In Todays busy life many people are low in vitamin B12, have low levels of vitamin D. These deficiencies cause fatty liver and gastrointestinal issues. Your diet is responsible. The way in which you eat will determine the benefit or detriment to your body. Curd and rice are great for your digestion. When you ferment them, you produce more good bacteria. It will also increase vitamin B 12 levels and help treat fatty liver. Read below for the most effective method of preparing fermented curd rice for maximum benefit.
Ayurveda endorses fermented foods. Curd and rice are at the top of that list. Regular eating provides benefits, but by fermenting it overnight, you significantly increase the goodness of the curd and rice, while improving the benefits. Fermentation will support the gut’s ability to digest foods and creation of good bacteria. It will also support liver function, including fighting off vitamin B12 deficiency.
You will need a clay pot for the best benefit and effect. Clay provides a good environment for setting the curds. Place the cooked rice in the clay pot, add some water and cover the pot with a lid. After preparing the rice the day before, you can leave the clay pot sitting overnight outside.

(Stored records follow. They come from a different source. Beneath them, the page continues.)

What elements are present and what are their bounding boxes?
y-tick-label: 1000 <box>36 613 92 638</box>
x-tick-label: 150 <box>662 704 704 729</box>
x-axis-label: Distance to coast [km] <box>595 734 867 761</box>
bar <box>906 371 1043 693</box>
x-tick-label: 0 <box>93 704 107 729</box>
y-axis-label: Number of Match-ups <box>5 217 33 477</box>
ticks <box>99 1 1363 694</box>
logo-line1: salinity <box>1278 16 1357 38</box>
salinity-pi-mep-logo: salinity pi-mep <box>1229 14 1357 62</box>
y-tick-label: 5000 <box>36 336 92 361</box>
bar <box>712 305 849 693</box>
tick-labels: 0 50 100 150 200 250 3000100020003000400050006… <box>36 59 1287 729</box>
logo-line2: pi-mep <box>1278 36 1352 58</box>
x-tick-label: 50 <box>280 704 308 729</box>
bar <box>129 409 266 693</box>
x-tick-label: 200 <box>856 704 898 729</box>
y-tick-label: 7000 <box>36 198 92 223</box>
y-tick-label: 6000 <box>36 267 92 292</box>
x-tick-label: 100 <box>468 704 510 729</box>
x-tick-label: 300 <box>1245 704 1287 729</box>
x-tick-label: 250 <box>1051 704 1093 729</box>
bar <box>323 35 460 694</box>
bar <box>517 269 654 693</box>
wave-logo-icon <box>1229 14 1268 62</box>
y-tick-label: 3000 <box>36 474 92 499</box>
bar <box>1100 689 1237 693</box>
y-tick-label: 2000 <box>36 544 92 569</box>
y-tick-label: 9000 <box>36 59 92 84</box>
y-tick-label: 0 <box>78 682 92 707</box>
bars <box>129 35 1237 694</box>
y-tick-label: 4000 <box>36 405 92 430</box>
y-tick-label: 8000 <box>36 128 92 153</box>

Set a blended curd the next morning, the rice should have the small amount of water still in the pot overnight. Mix the blended curd with the rice and add a sliced onion (1), green chili (1), and chopped cilantro (enough) to taste.

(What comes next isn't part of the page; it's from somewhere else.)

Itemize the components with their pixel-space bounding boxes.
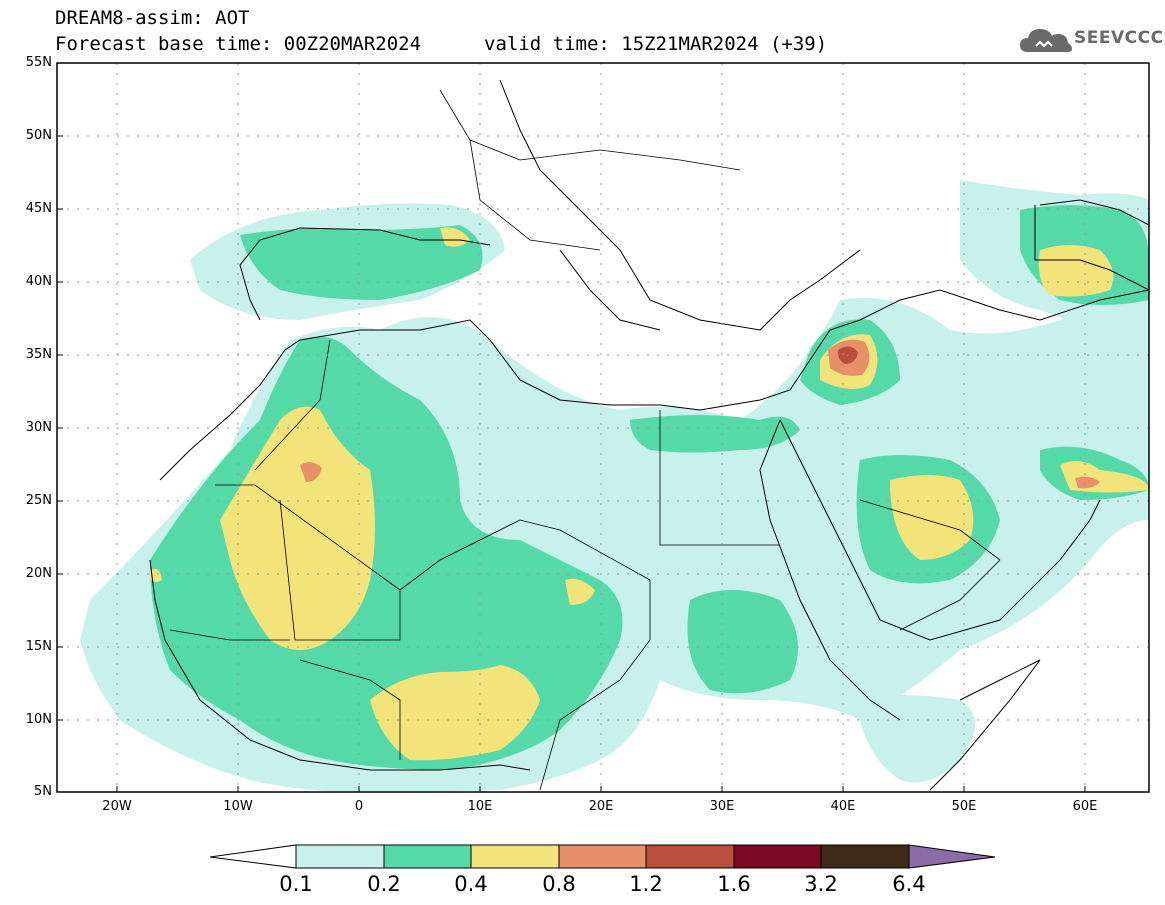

Heat a pan with enough ghee (1 box), and add a little bit of cumin (~1 teaspoon), asafoetida (~1/4 teaspoon), dry red chili (1), curry leaves to taste, and chopped chili (1 to taste). After those, add thin-sliced onion (1) and lightly fry for a minute before pouring in the curd rice mix. Top it off by adding black salt to taste.
This dish is tasty as well as healing. Fermented curd rice encapsulates good bacteria. It also promotes vitamin B12. It helps relieve of fatty liver. Daily it helps improve digestion. Warm is best to consume.
Use fresh curd for better fermentation. Consider organic rice. Do not use metal pots, clay is better. Eat in the morning or at lunch. Serve with some light veggies next to it (not fried selections).
Do not over ferment; it may sour. Test for allergies to spices. Consult a physician if taking medication. Partake in small portions the first time.
This simple recipe is a health game changer. Fermented curd rice tackles deficiencies. It soothes the liver, and tummy. Try it today for a yummy way to help.